OVER the last few years, Pakistan has carried out major social-protection interventions in the country. The Benazir Income Support Programme (BISP) is of course the biggest of them, but provincial governments have also been carrying out their own programmes from food stamps to employment programmes.

The pressures of globalisation, a slowing economy and increasing inequality have moved the debate forward but it was also the Kashmir earthquake and the more recent floods that have brought home the message of how so many are so vulnerable. But it is still quite unclear as to which way we are headed regarding social protection.

In some discussions with colleagues from academia, public policy circles, bureaucrats and politicians from across the political spectrum, there has been a lot of ambiguity about what people mean by social protection and which policies fall within its ambit. From yellow cabs to laptops and every development and road construction scheme to BISP, different people have justified all, in one conversation or another, as social protection.

Some people like the Rs1,000 a month transfer that BISP makes to the poor, some do not. Some think it is too small and will have no effect while others think it will create dependency. Sometimes the same person thinks of both these aspects. Everyone says that we should help the poor and the needy but some feel spending Rs60bn or so a year, which would be the cost if BISP were helping five million families, is too much.

Many believe that we should not be ‘giving fish’ but ‘teaching people how to fish’ i.e. we should not just be transferring cash for consumption but transferring skills that have the ability of removing deprivation.

Social protection is not just a set of policies to address the needs of the poor and vulnerable, it is also a rights-based or entitlements approach. The social-protection approach assumes that as a society we agree that citizens are entitled to a certain minimum standard of welfare by virtue of their citizenship.

Social-protection policies are then the ways in which we ensure that everyone has that minimum, has a way of getting there, or has a way of invoking the entitlement when needed. These policies might use social assistance (in cash like BISP or in kind like wheat/ghee distribution), access to services (health and education) and social insurance (crop and employment) to reach the concerned citizenry. There can be debate about what the policy mix should be, who the recipients should be, how are they to be identified and how can we make programmes better. But all of these come after there is a basic agreement on entitlement.

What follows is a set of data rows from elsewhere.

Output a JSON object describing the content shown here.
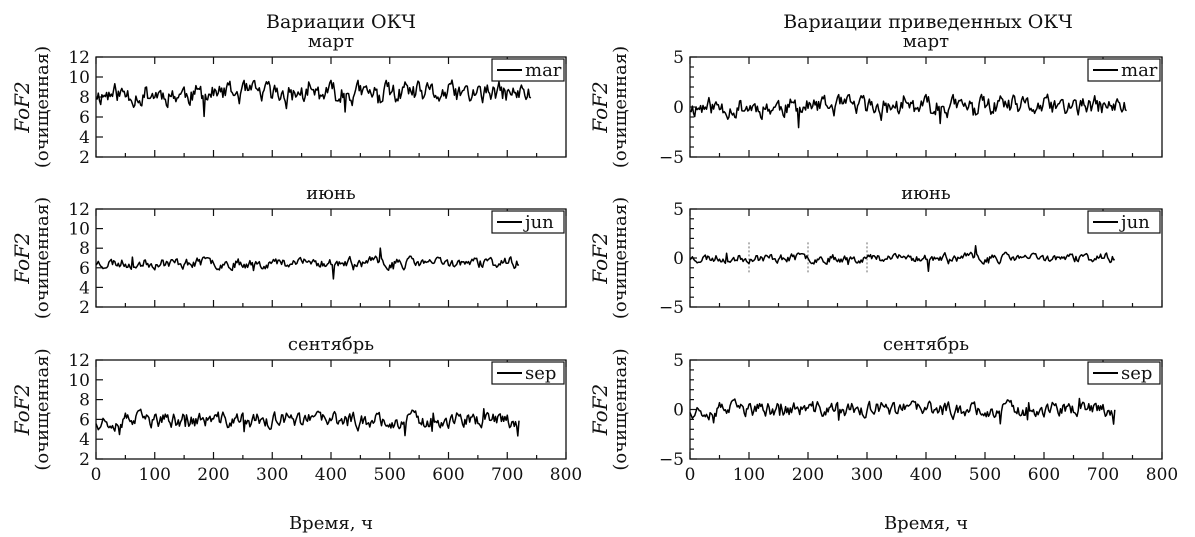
{
  "columns": [
    "Вариации ОКЧ",
    "Вариации приведенных ОКЧ"
  ],
  "chart_data": [
    {
      "type": "line",
      "column": "Вариации ОКЧ",
      "title": "март",
      "legend": "mar",
      "xlabel": "",
      "ylabel": "FoF2 (очищенная)",
      "xlim": [
        0,
        800
      ],
      "ylim": [
        2,
        12
      ],
      "yticks": [
        2,
        4,
        6,
        8,
        10,
        12
      ],
      "xticks": [
        0,
        100,
        200,
        300,
        400,
        500,
        600,
        700,
        800
      ],
      "x": [
        0,
        740
      ],
      "mean": 8.3,
      "amp": 1.2,
      "seed": 11
    },
    {
      "type": "line",
      "column": "Вариации ОКЧ",
      "title": "июнь",
      "legend": "jun",
      "xlabel": "",
      "ylabel": "FoF2 (очищенная)",
      "xlim": [
        0,
        800
      ],
      "ylim": [
        2,
        12
      ],
      "yticks": [
        2,
        4,
        6,
        8,
        10,
        12
      ],
      "xticks": [
        0,
        100,
        200,
        300,
        400,
        500,
        600,
        700,
        800
      ],
      "x": [
        0,
        720
      ],
      "mean": 6.5,
      "amp": 0.6,
      "seed": 23
    },
    {
      "type": "line",
      "column": "Вариации ОКЧ",
      "title": "сентябрь",
      "legend": "sep",
      "xlabel": "Время, ч",
      "ylabel": "FoF2 (очищенная)",
      "xlim": [
        0,
        800
      ],
      "ylim": [
        2,
        12
      ],
      "yticks": [
        2,
        4,
        6,
        8,
        10,
        12
      ],
      "xticks": [
        0,
        100,
        200,
        300,
        400,
        500,
        600,
        700,
        800
      ],
      "x": [
        0,
        720
      ],
      "mean": 5.9,
      "amp": 0.9,
      "seed": 37
    },
    {
      "type": "line",
      "column": "Вариации приведенных ОКЧ",
      "title": "март",
      "legend": "mar",
      "xlabel": "",
      "ylabel": "FoF2 (очищенная)",
      "xlim": [
        0,
        800
      ],
      "ylim": [
        -5,
        5
      ],
      "yticks": [
        -5,
        0,
        5
      ],
      "xticks": [
        0,
        100,
        200,
        300,
        400,
        500,
        600,
        700,
        800
      ],
      "x": [
        0,
        740
      ],
      "mean": 0,
      "amp": 1.1,
      "seed": 11
    },
    {
      "type": "line",
      "column": "Вариации приведенных ОКЧ",
      "title": "июнь",
      "legend": "jun",
      "xlabel": "",
      "ylabel": "FoF2 (очищенная)",
      "xlim": [
        0,
        800
      ],
      "ylim": [
        -5,
        5
      ],
      "yticks": [
        -5,
        0,
        5
      ],
      "xticks": [
        0,
        100,
        200,
        300,
        400,
        500,
        600,
        700,
        800
      ],
      "x": [
        0,
        720
      ],
      "mean": 0,
      "amp": 0.5,
      "seed": 23
    },
    {
      "type": "line",
      "column": "Вариации приведенных ОКЧ",
      "title": "сентябрь",
      "legend": "sep",
      "xlabel": "Время, ч",
      "ylabel": "FoF2 (очищенная)",
      "xlim": [
        0,
        800
      ],
      "ylim": [
        -5,
        5
      ],
      "yticks": [
        -5,
        0,
        5
      ],
      "xticks": [
        0,
        100,
        200,
        300,
        400,
        500,
        600,
        700,
        800
      ],
      "x": [
        0,
        720
      ],
      "mean": 0,
      "amp": 0.85,
      "seed": 37
    }
  ]
}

It is here where there is still a lot of ambiguity and confusion. Most people allow the fact that there is a large percentage of people in Pakistan who need assistance but tend to be reluctant to talk of minimum standards of welfare. Even more are reluctant to see the acquisition of the minimum standard as an ‘entitlement’ or a right. Some argue that fiscal constraints do not allow us to entertain the claims of minimum standards as rights or entitlements.

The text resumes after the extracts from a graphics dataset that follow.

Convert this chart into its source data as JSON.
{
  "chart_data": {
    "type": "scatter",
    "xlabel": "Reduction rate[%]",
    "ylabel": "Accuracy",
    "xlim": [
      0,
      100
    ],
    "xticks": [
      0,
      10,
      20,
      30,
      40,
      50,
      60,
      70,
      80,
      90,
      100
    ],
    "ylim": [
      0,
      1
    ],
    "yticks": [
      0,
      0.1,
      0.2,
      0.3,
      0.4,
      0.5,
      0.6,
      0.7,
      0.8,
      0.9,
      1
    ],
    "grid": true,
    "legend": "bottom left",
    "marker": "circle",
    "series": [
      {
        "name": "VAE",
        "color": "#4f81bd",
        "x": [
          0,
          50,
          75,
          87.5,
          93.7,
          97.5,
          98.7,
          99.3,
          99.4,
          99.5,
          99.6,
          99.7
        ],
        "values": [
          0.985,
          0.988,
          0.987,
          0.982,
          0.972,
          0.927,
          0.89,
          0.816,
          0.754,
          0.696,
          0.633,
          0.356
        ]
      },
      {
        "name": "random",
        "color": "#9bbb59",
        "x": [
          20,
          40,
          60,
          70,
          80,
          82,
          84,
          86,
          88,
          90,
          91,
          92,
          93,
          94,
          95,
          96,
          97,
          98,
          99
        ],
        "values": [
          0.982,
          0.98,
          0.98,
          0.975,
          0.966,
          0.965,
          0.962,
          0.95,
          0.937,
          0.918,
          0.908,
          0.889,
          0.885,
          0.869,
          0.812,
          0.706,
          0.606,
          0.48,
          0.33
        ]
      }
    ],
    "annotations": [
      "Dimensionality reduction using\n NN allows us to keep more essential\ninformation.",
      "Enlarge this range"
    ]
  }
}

But if there is no agreement on the minimum standard of welfare, implicitly or explicitly, that we need to ensure for all citizens, how do we come to agreements on what sort of social protection should we be offering and how do we prioritise various expenditures that the state has to make?

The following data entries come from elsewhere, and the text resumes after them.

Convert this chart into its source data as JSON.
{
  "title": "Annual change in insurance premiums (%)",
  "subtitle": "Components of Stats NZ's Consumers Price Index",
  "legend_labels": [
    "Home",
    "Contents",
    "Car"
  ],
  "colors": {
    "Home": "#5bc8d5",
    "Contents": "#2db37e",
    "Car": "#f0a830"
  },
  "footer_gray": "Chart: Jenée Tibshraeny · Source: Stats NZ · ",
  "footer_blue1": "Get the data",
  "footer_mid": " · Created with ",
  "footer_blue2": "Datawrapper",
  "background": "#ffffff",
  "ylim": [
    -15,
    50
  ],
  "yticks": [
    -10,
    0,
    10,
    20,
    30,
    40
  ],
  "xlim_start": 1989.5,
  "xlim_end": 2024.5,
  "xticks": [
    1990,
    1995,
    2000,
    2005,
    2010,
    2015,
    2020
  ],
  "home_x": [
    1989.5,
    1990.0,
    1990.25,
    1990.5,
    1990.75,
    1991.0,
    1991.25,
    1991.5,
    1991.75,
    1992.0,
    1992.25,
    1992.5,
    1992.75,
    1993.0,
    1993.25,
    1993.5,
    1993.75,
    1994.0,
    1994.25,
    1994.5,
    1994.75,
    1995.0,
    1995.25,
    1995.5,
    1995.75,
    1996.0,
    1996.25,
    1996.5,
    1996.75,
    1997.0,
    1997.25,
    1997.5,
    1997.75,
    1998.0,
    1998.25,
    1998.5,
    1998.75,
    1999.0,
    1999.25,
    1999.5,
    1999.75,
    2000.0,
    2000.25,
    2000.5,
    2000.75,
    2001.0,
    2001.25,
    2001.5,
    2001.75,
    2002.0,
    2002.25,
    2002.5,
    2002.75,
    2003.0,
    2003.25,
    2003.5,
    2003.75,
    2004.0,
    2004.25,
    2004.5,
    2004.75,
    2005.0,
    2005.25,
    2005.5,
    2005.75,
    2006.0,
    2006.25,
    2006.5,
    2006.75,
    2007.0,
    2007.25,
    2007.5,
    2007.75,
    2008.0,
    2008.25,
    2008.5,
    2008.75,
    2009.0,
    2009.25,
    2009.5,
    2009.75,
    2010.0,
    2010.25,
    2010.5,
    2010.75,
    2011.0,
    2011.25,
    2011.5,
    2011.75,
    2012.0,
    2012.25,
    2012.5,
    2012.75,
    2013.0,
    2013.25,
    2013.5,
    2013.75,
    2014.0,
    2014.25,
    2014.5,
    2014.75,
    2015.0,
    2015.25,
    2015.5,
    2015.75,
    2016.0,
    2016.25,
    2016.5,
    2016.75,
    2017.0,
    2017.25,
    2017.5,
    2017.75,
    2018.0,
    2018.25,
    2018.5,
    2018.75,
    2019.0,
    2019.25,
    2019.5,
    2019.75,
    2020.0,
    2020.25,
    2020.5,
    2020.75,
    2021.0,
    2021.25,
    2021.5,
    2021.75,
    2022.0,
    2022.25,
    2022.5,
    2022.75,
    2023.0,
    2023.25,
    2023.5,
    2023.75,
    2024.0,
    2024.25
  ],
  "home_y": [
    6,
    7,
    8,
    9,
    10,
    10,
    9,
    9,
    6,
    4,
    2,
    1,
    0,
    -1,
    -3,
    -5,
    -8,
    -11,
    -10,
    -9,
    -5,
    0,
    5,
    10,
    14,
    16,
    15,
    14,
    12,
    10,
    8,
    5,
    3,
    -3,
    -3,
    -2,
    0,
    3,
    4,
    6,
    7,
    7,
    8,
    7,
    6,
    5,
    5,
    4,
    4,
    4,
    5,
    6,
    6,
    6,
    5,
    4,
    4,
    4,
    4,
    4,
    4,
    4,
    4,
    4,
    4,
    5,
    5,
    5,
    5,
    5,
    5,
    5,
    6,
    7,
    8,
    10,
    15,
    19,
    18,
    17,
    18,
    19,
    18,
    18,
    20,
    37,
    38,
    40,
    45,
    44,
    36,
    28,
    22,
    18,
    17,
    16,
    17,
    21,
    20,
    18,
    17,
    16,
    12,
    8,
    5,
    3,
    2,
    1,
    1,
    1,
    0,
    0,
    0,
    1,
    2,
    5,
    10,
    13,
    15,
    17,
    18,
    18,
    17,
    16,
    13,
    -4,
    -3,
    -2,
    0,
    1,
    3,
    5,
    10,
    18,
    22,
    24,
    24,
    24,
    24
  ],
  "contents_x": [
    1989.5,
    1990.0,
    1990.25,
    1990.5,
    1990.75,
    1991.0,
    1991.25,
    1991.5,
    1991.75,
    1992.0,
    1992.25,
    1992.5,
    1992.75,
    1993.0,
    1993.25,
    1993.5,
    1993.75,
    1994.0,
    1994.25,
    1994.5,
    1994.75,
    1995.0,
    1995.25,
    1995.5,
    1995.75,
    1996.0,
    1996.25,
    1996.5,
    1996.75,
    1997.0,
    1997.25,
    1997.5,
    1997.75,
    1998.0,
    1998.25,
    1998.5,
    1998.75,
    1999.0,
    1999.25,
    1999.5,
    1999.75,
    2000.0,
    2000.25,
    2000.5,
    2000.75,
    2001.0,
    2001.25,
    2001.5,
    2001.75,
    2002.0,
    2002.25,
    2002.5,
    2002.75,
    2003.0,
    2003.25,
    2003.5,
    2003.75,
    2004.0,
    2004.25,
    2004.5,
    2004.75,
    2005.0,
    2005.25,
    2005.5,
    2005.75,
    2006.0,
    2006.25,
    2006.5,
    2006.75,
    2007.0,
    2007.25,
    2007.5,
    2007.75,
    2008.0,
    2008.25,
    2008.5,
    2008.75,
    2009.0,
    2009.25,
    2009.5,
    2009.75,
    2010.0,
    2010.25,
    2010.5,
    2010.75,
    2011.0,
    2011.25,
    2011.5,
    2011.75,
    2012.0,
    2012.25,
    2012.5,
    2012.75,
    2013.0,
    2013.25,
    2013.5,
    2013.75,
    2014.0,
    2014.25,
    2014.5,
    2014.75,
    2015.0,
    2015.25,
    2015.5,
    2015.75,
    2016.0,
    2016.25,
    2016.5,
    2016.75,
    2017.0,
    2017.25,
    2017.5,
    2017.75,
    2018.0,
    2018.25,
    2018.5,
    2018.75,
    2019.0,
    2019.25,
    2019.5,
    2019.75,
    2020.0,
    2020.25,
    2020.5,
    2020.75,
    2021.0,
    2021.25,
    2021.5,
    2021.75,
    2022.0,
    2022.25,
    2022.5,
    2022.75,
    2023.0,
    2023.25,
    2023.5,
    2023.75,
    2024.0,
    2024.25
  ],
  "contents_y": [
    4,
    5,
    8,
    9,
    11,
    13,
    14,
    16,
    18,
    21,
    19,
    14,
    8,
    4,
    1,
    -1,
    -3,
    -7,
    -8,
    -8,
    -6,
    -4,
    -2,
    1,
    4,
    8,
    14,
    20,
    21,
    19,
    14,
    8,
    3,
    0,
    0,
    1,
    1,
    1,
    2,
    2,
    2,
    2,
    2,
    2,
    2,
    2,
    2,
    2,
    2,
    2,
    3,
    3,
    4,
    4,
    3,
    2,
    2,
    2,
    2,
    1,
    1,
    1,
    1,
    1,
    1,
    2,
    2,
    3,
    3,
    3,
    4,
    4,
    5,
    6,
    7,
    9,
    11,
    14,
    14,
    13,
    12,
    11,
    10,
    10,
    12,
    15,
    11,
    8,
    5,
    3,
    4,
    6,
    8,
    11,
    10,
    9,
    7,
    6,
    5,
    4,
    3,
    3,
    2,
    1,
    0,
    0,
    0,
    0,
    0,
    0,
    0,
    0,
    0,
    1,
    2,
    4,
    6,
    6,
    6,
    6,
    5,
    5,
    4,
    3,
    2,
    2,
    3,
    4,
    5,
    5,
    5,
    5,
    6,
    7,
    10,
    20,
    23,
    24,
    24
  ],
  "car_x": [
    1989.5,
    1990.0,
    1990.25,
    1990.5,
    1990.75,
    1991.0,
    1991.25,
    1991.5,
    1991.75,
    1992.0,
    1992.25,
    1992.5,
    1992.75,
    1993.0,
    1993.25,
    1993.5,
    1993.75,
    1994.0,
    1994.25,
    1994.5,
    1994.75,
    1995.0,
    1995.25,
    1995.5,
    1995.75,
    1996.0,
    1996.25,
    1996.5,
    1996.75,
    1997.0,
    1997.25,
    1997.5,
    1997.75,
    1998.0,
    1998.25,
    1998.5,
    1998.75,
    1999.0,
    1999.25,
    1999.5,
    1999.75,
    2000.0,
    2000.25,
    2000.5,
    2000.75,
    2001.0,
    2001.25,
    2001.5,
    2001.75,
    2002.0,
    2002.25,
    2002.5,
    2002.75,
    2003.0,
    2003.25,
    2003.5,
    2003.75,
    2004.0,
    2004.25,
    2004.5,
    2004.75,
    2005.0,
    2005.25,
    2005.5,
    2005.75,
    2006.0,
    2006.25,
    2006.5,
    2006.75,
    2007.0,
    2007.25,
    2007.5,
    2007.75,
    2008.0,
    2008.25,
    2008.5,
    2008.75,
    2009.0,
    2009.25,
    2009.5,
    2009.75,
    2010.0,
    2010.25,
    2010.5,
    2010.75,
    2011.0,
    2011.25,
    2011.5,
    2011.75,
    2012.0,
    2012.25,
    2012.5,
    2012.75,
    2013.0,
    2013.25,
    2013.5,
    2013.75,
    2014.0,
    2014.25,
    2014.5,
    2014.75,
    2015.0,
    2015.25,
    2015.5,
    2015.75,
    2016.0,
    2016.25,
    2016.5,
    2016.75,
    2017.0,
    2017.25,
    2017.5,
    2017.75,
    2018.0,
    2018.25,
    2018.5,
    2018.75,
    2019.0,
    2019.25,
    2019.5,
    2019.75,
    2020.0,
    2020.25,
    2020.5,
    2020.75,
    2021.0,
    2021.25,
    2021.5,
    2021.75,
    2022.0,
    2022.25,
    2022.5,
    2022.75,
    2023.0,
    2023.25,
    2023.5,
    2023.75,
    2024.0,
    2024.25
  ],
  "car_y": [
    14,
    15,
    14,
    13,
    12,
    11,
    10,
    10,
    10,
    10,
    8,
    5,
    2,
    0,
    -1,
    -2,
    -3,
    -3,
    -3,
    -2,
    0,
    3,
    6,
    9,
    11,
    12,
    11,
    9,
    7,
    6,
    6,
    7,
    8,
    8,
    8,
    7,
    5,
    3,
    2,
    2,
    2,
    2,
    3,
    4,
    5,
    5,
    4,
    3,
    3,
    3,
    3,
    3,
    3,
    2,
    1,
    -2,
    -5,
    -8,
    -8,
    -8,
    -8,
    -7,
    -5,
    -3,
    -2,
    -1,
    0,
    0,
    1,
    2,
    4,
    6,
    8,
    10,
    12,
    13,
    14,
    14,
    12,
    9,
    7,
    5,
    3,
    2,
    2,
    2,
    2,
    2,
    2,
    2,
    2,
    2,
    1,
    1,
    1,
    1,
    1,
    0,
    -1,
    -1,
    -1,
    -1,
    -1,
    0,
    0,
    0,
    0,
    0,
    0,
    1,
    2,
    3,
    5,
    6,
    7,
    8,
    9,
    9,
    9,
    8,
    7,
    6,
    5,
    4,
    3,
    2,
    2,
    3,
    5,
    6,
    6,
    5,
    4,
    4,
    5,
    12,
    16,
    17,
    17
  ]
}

Currently, we have a government in Islamabad that has made BISP one of the cornerstones of its political and economic strategy. Despite fiscal constraints, the current government is saying that it will continue to fund BISP at existing levels. Whether they see this as a way of winning votes (Benazir Bhutto’s name is associated with the programme) or as a way of reaching out to their voter constituencies (PPP has support in the poorer segments), the programme is working.

What happens post elections, especially if we get a government that does not have the PPP in the ruling coalition? Will other parties, including the PML-N and PTI, feel as strongly for the same programme (BISP) and for the same constituency (the poor) when it seems that their vote-banks are more in the lower middle- and middle-income groups? Or will they be more comfortable with employment and service-delivery programmes (health, education) that allow the lower middle-income group, still in the poor or transient poor category, to participate as well? Will BISP, with or without the same name, survive? Should the PPP government have used a more politically neutral name for the programme to ensure its longevity? Will the rights-based approach of social protection survive?

A lot depends on how we develop a dialogue and consensus on the social-protection approach. Do Pakistanis feel there should be a minimum standard below which no fellow Pakistani should be forced to live? Are we willing to put in the resources to make this happen? A large number of Pakistanis live below the poverty line (approximately 30 per cent) and a huge number is in the poor, transient and/or vulnerable category (around 60-70 per cent).

Given the alarming data on malnutrition and stunting from nutrition surveys, poverty numbers and our education/ health indicators, clearly we need to invest in enforcing a minimum threshold. It seems we have moved towards this thinking in education when we accepted the latter as a basic right in the constitution of the country. Should we not be debating if the right to a life of dignity, with a basic minimum of welfare, be similarly acknowledged and become the basis for a dialogue on social-protection approaches and policies?

The writer is senior adviser, Pakistan at Open Society Foundations, associate professor of economics, LUMS, and a visiting fellow at IDEAS, Lahore.